None were accompanied by family members as the health ministry in Gaza had been unable to locate them, it added, and two babies had died at Al-Shifa while awaiting the transfer.

Al-Shifa hospital has become a focal point for Israeli operations, with the army claiming Hamas uses it as a base. Hamas, and medical staff, have denied the accusations.

Israel is seeking to destroy the Hamas militants behind the unprecedented 7 October attacks that Israeli officials say killed around 1,200 people, mostly civilians, and saw around 240 people taken hostage.

The Hamas authorities say Israel’s relentless military campaign has killed at least 13,000 people in Gaza, also mostly civilians and more than 5,500 of them children.

More than 250 patients and 20 health workers were still at Al-Shifa and plans were being made to evacuate them, the WHO statement said, but it would take “several days” to do so completely.

“Priority will be given to the 22 dialysis patients and 50 patients with spinal injuries,” it added.

The WHO’s initial visit to Al-Shifa came after hundreds fled the hospital on Saturday following what Al-Shifa’s director said were Israeli army orders for it to be emptied.
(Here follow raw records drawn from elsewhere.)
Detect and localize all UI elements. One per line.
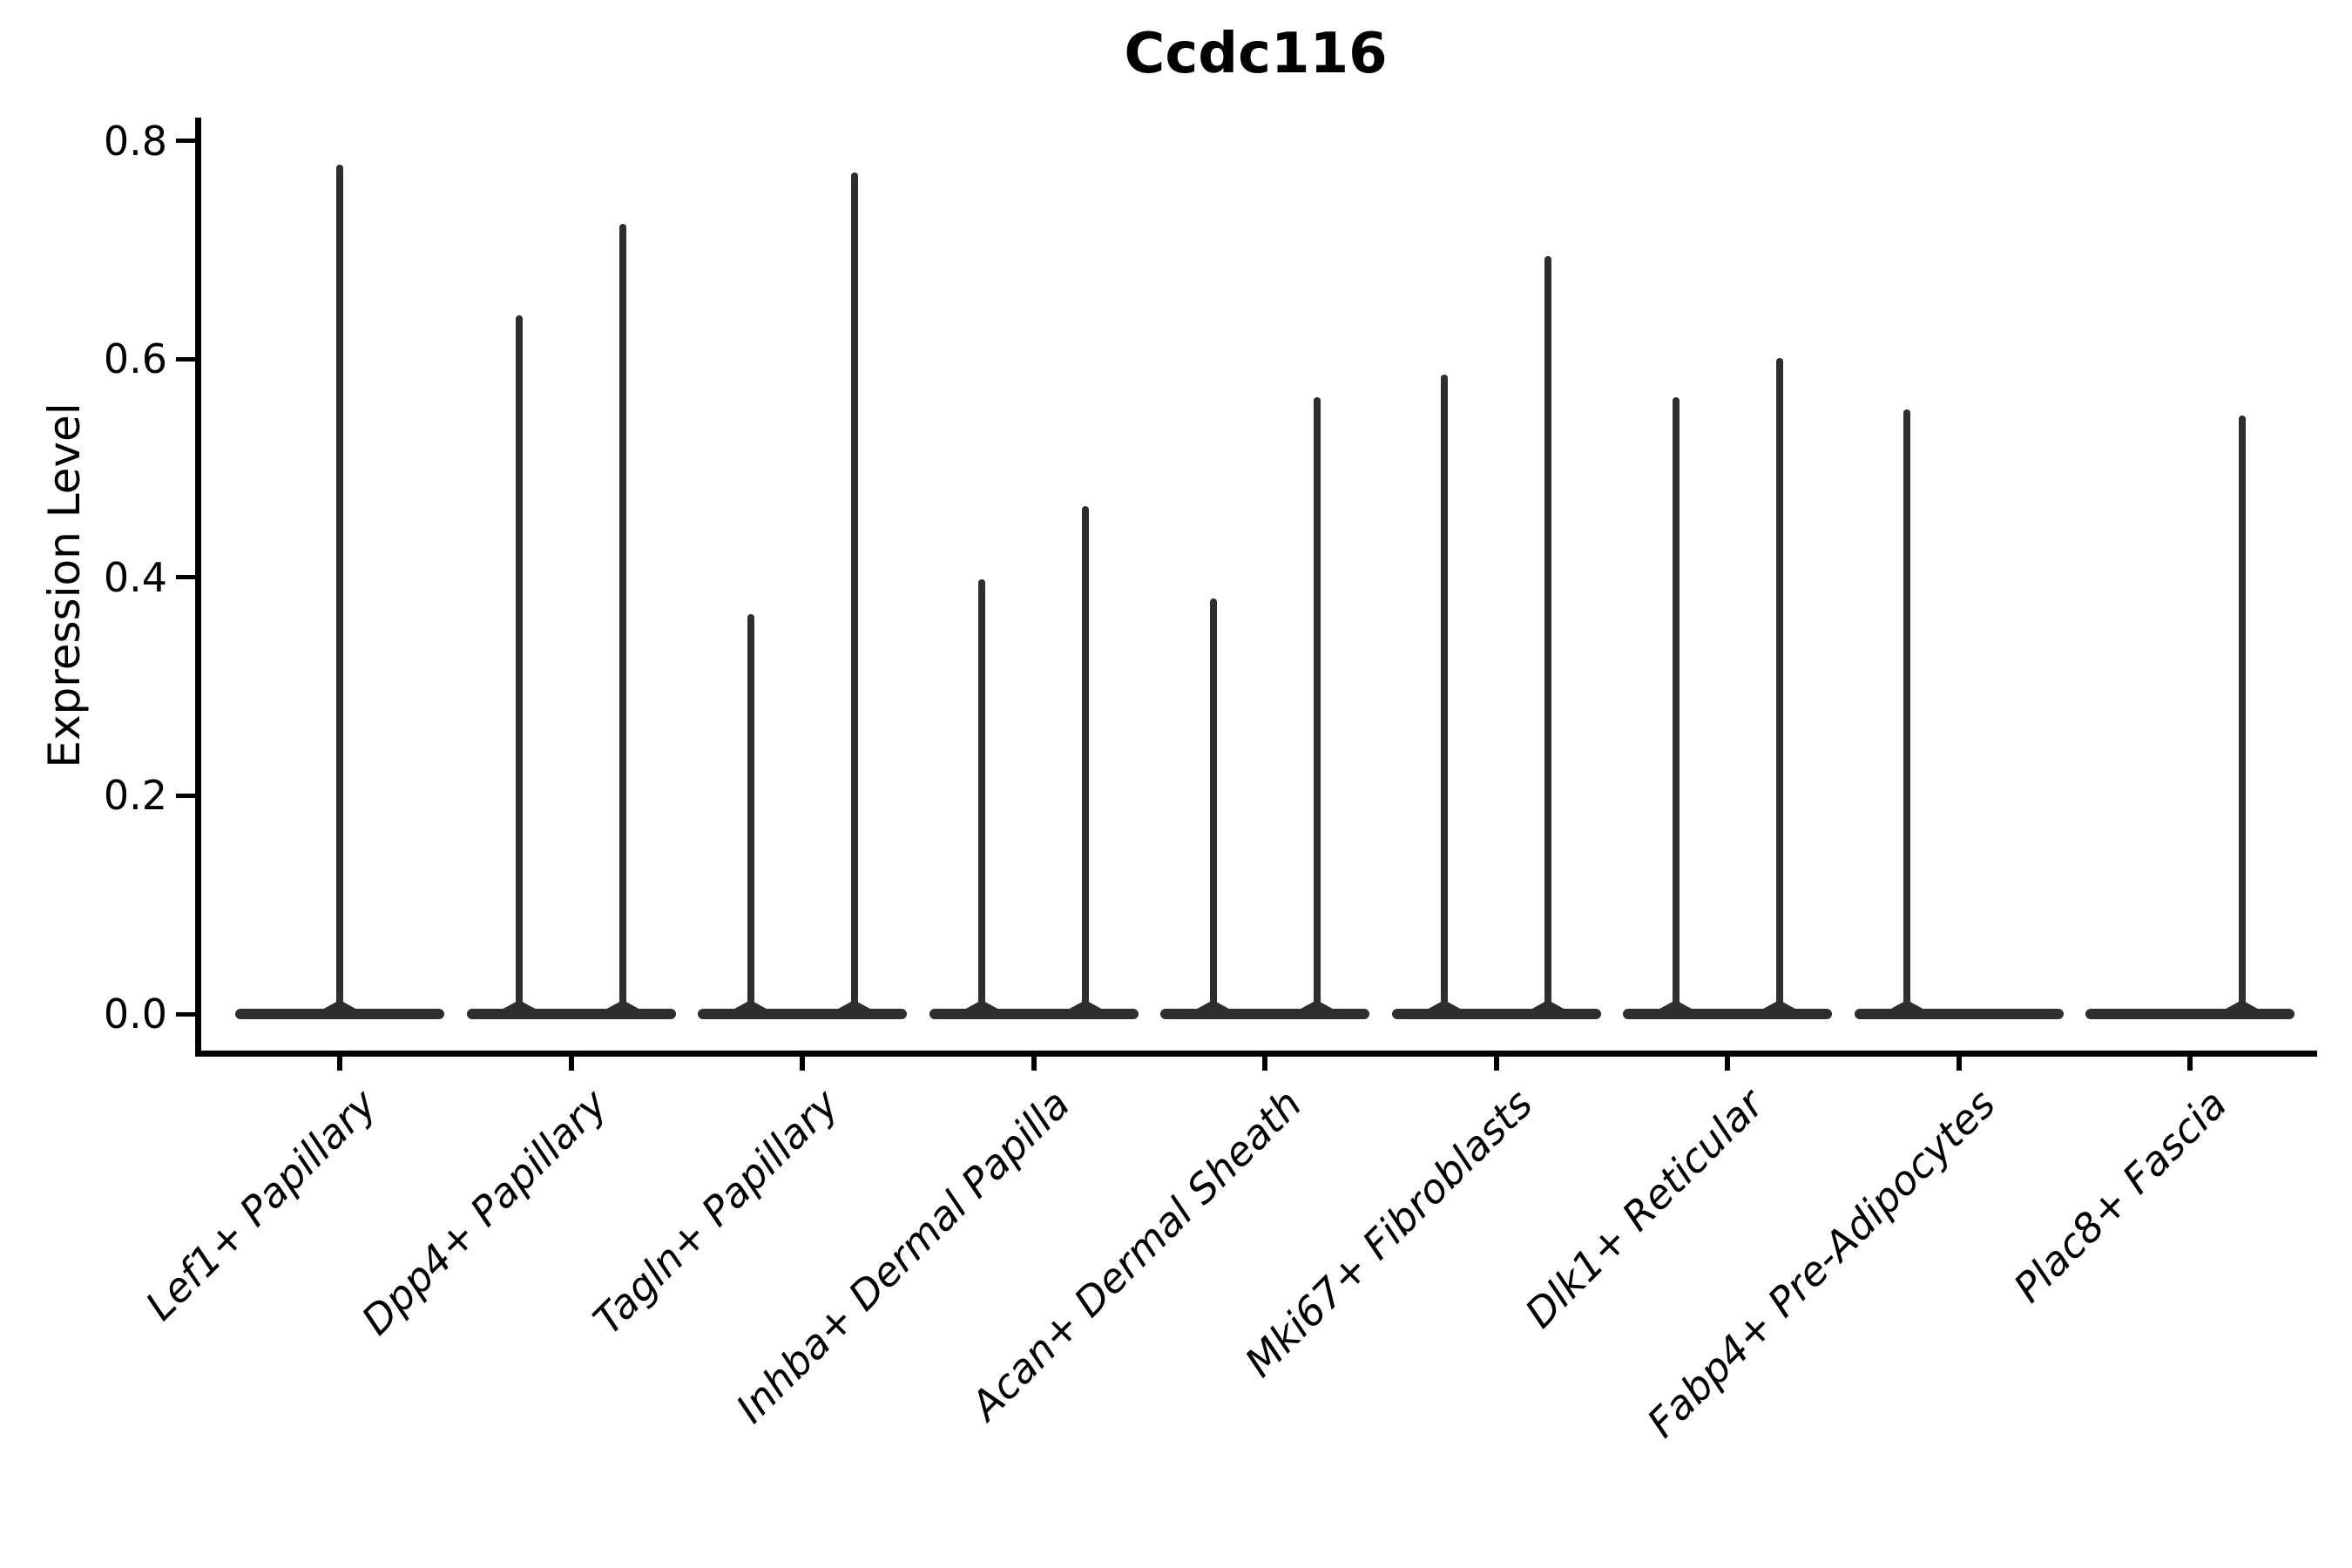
violin-needle (978, 579, 985, 1016)
violin-needle (1775, 357, 1783, 1016)
y-tick-label: 0.4 (103, 553, 167, 601)
violin-needle (516, 315, 523, 1016)
x-tick-mark (1262, 1053, 1267, 1071)
x-tick-mark (800, 1053, 805, 1071)
x-axis-spine (194, 1050, 2317, 1057)
violin-base (1854, 1009, 2064, 1019)
violin-needle (1903, 409, 1910, 1016)
violin-needle (2238, 416, 2246, 1016)
x-tick-mark (1725, 1053, 1730, 1071)
y-tick-mark (176, 575, 198, 580)
x-tick-label: Plac8+ Fascia (2004, 1080, 2236, 1312)
violin-base (1623, 1009, 1832, 1019)
x-tick-mark (1493, 1053, 1499, 1071)
x-tick-mark (2187, 1053, 2193, 1071)
violin-needle (1209, 598, 1217, 1016)
y-tick-mark (176, 139, 198, 144)
violin-base (929, 1009, 1139, 1019)
x-tick-label: Tagln+ Papillary (584, 1080, 848, 1344)
x-tick-mark (1956, 1053, 1962, 1071)
violin-base (698, 1009, 907, 1019)
plot-title: Ccdc116 (1124, 22, 1388, 86)
y-tick-label: 0.2 (103, 772, 167, 820)
y-axis-spine (194, 118, 201, 1057)
x-tick-mark (337, 1053, 342, 1071)
y-tick-label: 0.6 (103, 335, 167, 383)
x-tick-label: Dpp4+ Papillary (353, 1080, 617, 1344)
violin-needle (1082, 506, 1089, 1016)
violin-base (1391, 1009, 1601, 1019)
violin-needle (747, 614, 754, 1016)
violin-base (2085, 1009, 2295, 1019)
violin-needle (336, 165, 343, 1016)
violin-base (1160, 1009, 1369, 1019)
violin-needle (1544, 256, 1551, 1016)
x-tick-mark (1031, 1053, 1037, 1071)
x-tick-label: Lef1+ Papillary (136, 1080, 386, 1329)
violin-needle (1441, 374, 1448, 1016)
violin-needle (1672, 397, 1680, 1016)
violin-needle (619, 223, 626, 1016)
y-tick-mark (176, 793, 198, 798)
y-tick-label: 0.8 (103, 117, 167, 165)
violin-needle (1313, 397, 1321, 1016)
violin-needle (850, 172, 858, 1016)
violin-base (466, 1009, 676, 1019)
y-tick-mark (176, 356, 198, 362)
y-tick-label: 0.0 (103, 990, 167, 1037)
x-tick-label: Dlk1+ Reticular (1516, 1080, 1774, 1337)
x-tick-mark (568, 1053, 574, 1071)
y-tick-mark (176, 1011, 198, 1017)
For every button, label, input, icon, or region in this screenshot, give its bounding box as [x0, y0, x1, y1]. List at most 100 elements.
Israel denied ordering the move.

An AFP journalist at the scene saw crowds of sick, injured and displaced people walking towards the seafront, with the health ministry saying 120 patients had stayed behind, among them a number of premature babies.

“Many patients can not leave the hospital as they are in the ICU beds or the baby incubators,” Ahmed al-Mokhallalati, a doctor at the hospital, wrote Saturday on X, formerly Twitter.

Following its visit to Al-Shifa, the WHO said 291 patients and 25 health workers were still inside the hospital, figures issued several hours before the babies were evacuated.

Since 11 November, when fuel supplies ran out at Al-Shifa, eight babies died due to the lack of electricity to run incubator units, the health ministry has said.